What had happened? How had the fire started? In the same village and with the same explosive development as five months ago, a nighttime fire that harvested human lives. Was it set? What could the motive be? These were the same questions they had asked last winter. Would they be any wiser this time?
“My bet is smoking in bed,” t
he doctor said, as if he had read Sammy’s thoughts. He pointed at a scorched, cracked saucer on the floor in the middle of the room, where two bedposts testified that a bed had stood there. Sammy recognized the plate’s blue-flowered pattern from his grandmother’s kitchen.
“Ashtray,” he said.
“Or nighttime snack,” the doctor said.
“There’s not much I can do. You and the technician should get to work in peace.” With long strides Sammy left the remains of the house, squeezed through the drapery that had been set up as a screen. The whole area was cordoned off, with a radius of perhaps fifty meters from the smithy. There was nothing to see, but even so a dozen curiosity seekers were hanging around outside the blue-and-white tape.

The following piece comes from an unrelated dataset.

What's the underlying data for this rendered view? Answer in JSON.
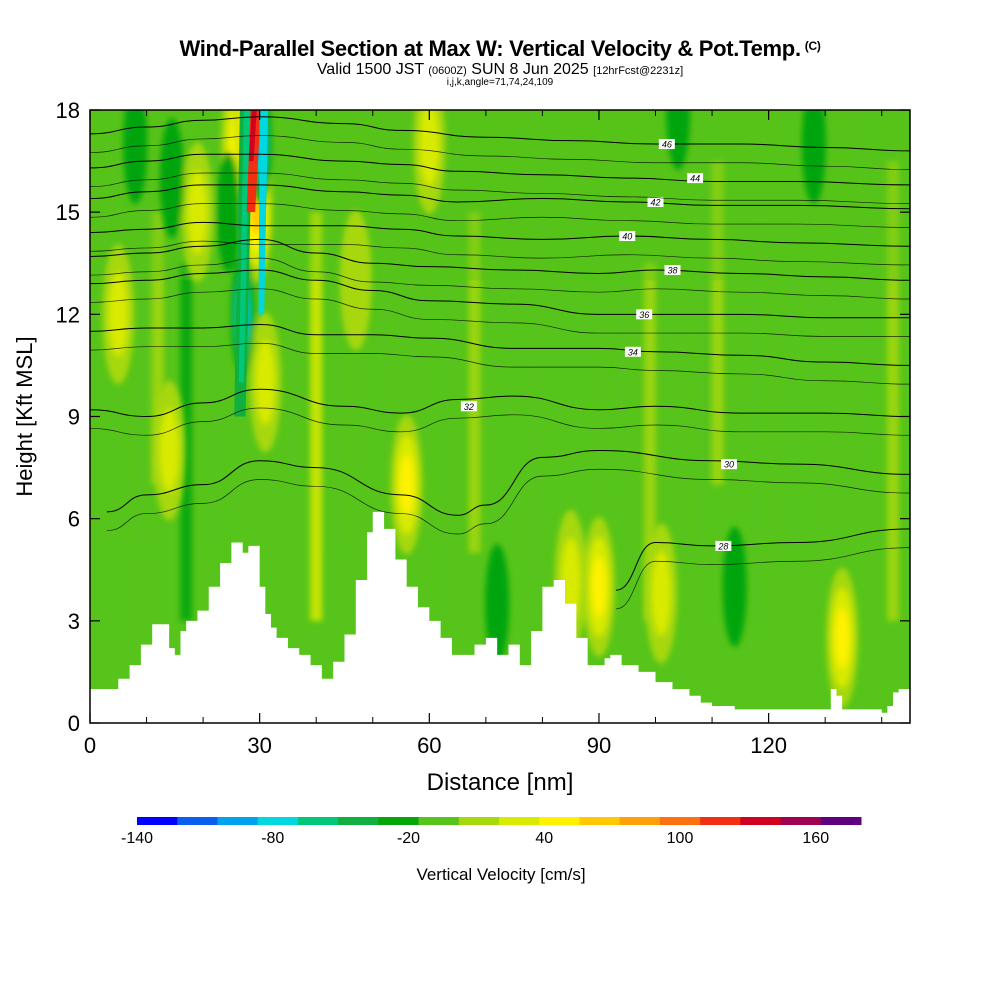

While he pulled off the shoe protectors he glimpsed a movement in the thicket behind the house. It was Bodin, leaning forward and sniffing like a tracking dog. Sammy had the idea that he had a hard time with the sight of the burned, killed, and maimed. A new Ola Haver, he thought, scared of the dead, but really good at context and surroundings.
* * *
Sammy walked in the exact opposite direction, came up to the barricade, and took a look at the farm. He knew that his Östhammar colleague had spoken with the Mattsson couple during the night. Sammy had run into them earlier and was not overly pleased. The husband, Waldemar, had an assertive style, like the local pope he was. His wife, Wendela he thought her name was, was not completely healthy, he recalled. Neither of them had then had anything to say about the school fire.
They had been informed earlier by the fire commander that the body of a woman had been found. “Thank the good Lord,” Wendela had exclaimed.
Now it was time to talk in a bit more organized and precise way. Halfway to their house Sammy Nilsson stopped, went back, and searched for his colleague in the thicket.